In Chromagun 2 you play as a test subject in a futuristic science lab, which again features a snarky antagonist narrating your every failure. It’s set immediately after the last game, where apparently you were almost burned to death by this power hungry madman. The sequel starts with you completing a questionnaire which will apparently lead to your freedom, but the moment you step on the button to leave this bright white hellhole a trap door opens up and you’re back to a life of test chambers.

The fall breaks your colour-based puzzle gun though, and to get a replacement so the science can continue you need to go to another dimension and steal theirs. In this dimension there’s an annoying evil British lady doing the voice over instead of the annoying American man, but all in all you’ll still need to use colours to move through another lab setting. The story of Chromagun is decent but not anywhere near Portal’s level, and you can’t help but be reminded of that modern classic because the setting, story and genre is close to identical.
The thing that makes Chromagun 2 stand out from the games that inspired it is the titular gun, which can be used to shoot paint of the three primary colours. When you paint two objects the same colour they’re attracted to each other and magnetise accordingly, and this is what you’ll be doing throughout this puzzling adventure. You can move little spherical bots onto switches this way, pull vents off walls to find a way to progress, and before long you’ll have interior designer levels of colour mastery.

The three basic colours aren’t all you’ll use to solve puzzles either, because if you were paying attention in primary school you’ll remember they mix into new colours like purple. This sounds way too simple to build a puzzle game around, but when you’ve got multiple bots that are pre-painted and you need to find the right way to pull them somewhere useful it can give those little grey cells a bit of a workout.
The variety continues as you progress through the chapters of the game, and are greeted with vertical lifts, perspective puzzles, and even aggressive bots that come charging at you with sharp blades when you shoot paint at them. I was always excited to see what was coming next in the campaign, and was rarely disappointed except when the credits rolled. Even then there are collectibles to grab for completionists, tucked away in clever hiding spots.

There’s a lot to love about Chromagun 2: Dye Hard, but it has a few things that hold it back too.

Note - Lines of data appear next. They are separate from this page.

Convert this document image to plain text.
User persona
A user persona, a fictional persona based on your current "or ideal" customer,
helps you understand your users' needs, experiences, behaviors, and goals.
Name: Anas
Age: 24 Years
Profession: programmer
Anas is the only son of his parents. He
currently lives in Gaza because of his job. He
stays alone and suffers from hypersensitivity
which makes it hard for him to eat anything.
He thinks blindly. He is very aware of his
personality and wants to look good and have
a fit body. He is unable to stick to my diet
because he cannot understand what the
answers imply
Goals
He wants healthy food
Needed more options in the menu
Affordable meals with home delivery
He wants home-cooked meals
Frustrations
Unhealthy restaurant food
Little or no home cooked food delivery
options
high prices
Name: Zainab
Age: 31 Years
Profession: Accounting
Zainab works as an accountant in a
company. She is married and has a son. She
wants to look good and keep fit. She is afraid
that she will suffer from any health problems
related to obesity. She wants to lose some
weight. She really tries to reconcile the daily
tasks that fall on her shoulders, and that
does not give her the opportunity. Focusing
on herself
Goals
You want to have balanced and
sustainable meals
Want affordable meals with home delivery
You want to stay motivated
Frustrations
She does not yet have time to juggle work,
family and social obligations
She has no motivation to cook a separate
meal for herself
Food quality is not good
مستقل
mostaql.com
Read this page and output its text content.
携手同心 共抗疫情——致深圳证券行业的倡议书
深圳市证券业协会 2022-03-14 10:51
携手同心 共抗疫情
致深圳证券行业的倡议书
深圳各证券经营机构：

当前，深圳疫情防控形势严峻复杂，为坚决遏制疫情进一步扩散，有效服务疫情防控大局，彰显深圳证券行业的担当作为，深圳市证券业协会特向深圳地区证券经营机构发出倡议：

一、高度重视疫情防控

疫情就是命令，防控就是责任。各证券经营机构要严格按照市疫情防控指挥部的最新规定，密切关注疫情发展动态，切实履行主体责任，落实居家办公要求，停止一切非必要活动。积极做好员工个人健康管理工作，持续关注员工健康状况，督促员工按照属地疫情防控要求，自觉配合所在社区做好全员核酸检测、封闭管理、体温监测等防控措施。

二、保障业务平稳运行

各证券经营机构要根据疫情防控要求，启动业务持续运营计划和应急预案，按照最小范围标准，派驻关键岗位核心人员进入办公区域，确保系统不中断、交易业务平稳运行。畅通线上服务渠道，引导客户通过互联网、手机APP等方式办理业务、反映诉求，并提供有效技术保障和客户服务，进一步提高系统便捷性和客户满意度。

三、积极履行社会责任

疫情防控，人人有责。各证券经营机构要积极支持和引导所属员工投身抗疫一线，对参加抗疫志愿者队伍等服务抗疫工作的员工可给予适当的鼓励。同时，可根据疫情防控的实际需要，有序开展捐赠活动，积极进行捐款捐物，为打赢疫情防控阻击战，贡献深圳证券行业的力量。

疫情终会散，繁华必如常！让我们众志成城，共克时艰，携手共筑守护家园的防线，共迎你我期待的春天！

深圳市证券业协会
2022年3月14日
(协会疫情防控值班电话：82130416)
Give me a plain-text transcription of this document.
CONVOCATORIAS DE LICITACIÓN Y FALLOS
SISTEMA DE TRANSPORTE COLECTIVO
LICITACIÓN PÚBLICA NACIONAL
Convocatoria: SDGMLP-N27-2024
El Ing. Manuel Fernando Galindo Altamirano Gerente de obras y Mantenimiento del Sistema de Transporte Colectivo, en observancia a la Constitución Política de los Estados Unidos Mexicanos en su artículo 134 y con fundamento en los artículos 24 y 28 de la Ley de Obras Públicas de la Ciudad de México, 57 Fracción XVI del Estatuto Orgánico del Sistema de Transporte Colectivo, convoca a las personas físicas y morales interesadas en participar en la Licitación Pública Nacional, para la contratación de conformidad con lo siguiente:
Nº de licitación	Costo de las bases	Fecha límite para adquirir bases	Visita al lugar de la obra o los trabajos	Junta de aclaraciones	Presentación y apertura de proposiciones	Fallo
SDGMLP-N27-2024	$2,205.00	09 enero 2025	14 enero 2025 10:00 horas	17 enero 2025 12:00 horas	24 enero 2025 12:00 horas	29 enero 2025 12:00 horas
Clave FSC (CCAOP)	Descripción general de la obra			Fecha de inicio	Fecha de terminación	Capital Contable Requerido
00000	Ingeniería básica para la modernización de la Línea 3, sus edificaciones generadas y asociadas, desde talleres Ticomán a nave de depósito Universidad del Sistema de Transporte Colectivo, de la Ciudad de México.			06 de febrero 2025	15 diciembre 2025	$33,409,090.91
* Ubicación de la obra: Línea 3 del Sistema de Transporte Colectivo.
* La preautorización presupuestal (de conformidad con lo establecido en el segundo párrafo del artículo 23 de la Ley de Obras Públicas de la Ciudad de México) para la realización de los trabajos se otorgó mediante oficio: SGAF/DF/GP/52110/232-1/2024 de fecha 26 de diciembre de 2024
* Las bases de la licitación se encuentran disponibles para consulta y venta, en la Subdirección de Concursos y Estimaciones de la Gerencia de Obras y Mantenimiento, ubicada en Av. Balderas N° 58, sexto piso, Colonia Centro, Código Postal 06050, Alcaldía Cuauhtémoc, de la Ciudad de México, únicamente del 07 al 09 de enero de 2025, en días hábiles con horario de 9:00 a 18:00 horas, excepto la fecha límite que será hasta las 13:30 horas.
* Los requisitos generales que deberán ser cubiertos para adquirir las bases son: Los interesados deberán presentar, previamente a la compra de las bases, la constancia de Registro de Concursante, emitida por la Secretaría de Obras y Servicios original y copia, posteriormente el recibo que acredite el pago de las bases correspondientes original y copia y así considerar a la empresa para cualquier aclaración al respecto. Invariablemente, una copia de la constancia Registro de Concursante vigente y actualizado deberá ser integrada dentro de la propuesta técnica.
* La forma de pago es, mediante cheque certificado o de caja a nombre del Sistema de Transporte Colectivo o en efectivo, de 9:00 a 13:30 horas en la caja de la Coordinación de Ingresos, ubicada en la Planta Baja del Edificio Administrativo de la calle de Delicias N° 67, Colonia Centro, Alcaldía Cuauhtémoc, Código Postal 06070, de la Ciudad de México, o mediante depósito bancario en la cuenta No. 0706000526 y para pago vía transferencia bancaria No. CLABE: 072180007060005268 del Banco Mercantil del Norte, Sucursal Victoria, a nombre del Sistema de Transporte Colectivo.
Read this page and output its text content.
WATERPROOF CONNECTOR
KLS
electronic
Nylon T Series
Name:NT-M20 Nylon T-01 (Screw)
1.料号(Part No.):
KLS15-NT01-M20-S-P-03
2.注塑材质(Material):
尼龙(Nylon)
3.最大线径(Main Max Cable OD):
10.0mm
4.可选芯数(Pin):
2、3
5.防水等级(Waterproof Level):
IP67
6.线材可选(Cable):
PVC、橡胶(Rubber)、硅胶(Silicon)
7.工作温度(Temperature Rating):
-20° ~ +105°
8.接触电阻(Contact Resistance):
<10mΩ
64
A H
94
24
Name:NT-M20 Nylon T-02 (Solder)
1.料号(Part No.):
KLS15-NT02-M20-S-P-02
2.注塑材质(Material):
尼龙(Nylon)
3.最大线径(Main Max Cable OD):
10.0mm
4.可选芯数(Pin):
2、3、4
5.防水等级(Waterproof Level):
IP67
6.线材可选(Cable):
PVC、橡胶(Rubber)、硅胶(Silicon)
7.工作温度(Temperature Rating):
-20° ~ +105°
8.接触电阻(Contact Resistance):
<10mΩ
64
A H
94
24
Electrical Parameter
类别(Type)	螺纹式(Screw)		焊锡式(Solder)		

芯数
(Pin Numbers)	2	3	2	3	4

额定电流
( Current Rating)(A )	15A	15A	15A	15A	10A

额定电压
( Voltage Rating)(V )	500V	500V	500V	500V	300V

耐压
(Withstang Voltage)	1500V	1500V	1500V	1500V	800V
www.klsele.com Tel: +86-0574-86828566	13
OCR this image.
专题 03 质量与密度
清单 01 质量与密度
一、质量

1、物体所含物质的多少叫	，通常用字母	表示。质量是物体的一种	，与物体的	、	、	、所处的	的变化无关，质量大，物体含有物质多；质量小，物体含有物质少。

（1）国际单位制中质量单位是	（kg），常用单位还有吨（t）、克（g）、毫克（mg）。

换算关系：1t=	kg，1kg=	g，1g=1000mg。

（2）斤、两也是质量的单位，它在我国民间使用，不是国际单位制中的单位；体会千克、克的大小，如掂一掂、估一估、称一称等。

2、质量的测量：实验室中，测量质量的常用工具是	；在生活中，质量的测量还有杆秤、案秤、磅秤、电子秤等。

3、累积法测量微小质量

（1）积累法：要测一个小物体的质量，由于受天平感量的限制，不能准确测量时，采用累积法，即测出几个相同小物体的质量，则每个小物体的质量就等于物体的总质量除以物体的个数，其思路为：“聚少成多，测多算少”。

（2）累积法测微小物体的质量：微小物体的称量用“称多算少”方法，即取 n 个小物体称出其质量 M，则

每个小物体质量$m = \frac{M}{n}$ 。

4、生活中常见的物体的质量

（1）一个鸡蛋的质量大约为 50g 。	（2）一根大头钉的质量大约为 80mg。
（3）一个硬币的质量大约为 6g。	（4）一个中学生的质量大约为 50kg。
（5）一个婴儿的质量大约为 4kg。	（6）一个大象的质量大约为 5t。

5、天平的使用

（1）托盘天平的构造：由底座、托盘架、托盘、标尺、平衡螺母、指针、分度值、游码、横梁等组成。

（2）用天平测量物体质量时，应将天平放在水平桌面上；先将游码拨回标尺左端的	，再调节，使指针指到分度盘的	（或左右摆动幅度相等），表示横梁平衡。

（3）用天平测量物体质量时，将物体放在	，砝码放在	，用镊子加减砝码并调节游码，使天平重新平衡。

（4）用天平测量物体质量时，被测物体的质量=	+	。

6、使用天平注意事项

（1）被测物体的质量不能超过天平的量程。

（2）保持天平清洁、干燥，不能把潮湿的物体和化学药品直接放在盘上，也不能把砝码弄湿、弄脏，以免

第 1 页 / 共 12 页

The puzzles never quite make you feel like a genius like they do in the very best of puzzle games, and instead they either feel a tad straightforward or easily solvable with a bit of trial and error. The similarities to Portal did wear a bit thin by the end of the game, even down to the environments that start out sterile white and eventually turn to dingy back passages you aren’t meant to see.
Chromagun 2: Dye Hard is a fun first person puzzler that kept my attention from start to finish, but the similarities to Portal only highlight that it isn’t on that level. The colour mechanics are very clever to play around with though, and the varied new elements are added at a lovely pace. If you’re really in the mood for a more thoughtful game then Chromagun 2 might just be what you’re looking for, but I’m not dying to go back to it now I’ve finished it.